Israel and China rely on state surveillance tools to fight against the spread of the virus. Other countries are exploring mobile geolocation voluntarily.
Faced with the spread of Covid-19, the Israeli government has taken the radical step of geolocating coronavirus patients as well as those who could be. A government decree has just decided this surveillance and has been entrusted to Shin Bet, the internal intelligence service. The latter intends to rely on ‘advanced technologies generally used in the fight against terrorism,’ explains the daily Haaretz. The aim is to monitor the progress of the disease, to alert people who may have come into contact with a carrier of the virus, and to enforce a quarantine on a case-by-case basis.
Aware that this is a significant intrusion into the privacy of users, the Israeli government specifies in its law that the data collected cannot be used for any purpose other than health and will be erased at the end of the epidemic. Moreover, e-mails and SMS messages would not be monitored. We are reassured.
With this measure, the State of Israel is following in the footsteps of China, which is not only geolocating the sick but also carrying out a probabilistic diagnosis.
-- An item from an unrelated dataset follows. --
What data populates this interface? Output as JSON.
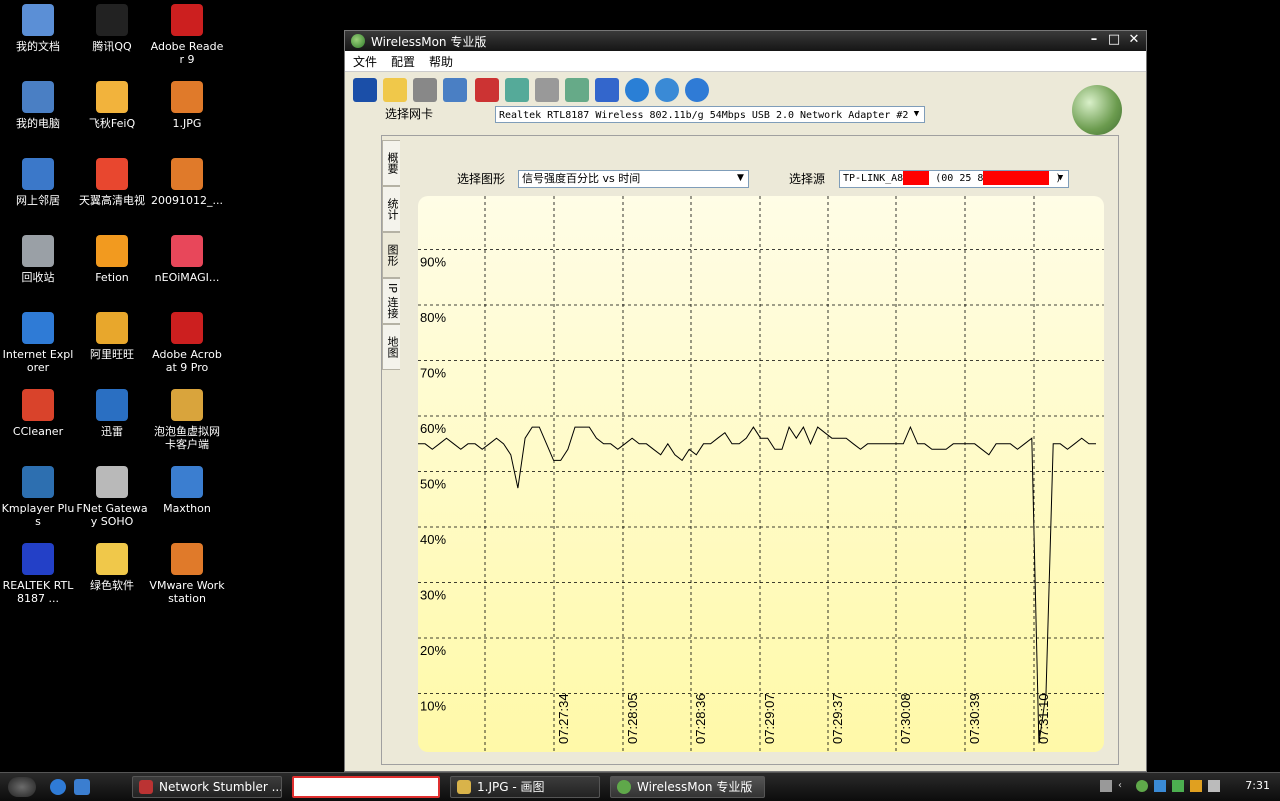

As a New York Times article showed, every citizen has a mobile application that records movements and displays the risk of having been contaminated using a color code that must be shown to the police. If the result is red, you’re stuck.
In South Korea, mobile applications are also used to geolocate patients, but voluntarily. With apps such as “Corona 100m”, “Corona Doctor” or “Corona Map,” users can see if there are many positive cases in the vicinity and thus adapt their behavior.
These countries are not the only ones looking into mobile geolocation. In Germany, the Hanover Medical University is working with the start-up Ubilabs to develop GeoHealth, a mobile application that, like Chinese software, records movements and indicates the level of risk with color-coding. The head of the Robert Koch Institute of Epidemiology fully endorses this approach, as he believes it would make it possible to combat the spread of the virus better.
In the United States, several projects are emerging. That is the case, for example, of the CoEpi and MIT/Private Kit projects. All these initiatives raise many questions. Who collects the data, and how is it stored? How can we be sure that they are not used for something else? And then, is it efficient?
Indeed, mobile geolocation has, at best, the accuracy of only about ten meters, whereas the coronavirus does not spread beyond a few meters. It is also challenging to take into account all the previous passages of potential patients who could have soiled an object in the surrounding area. But this track seems nevertheless interesting, provided that you don’t think you are Big Brother.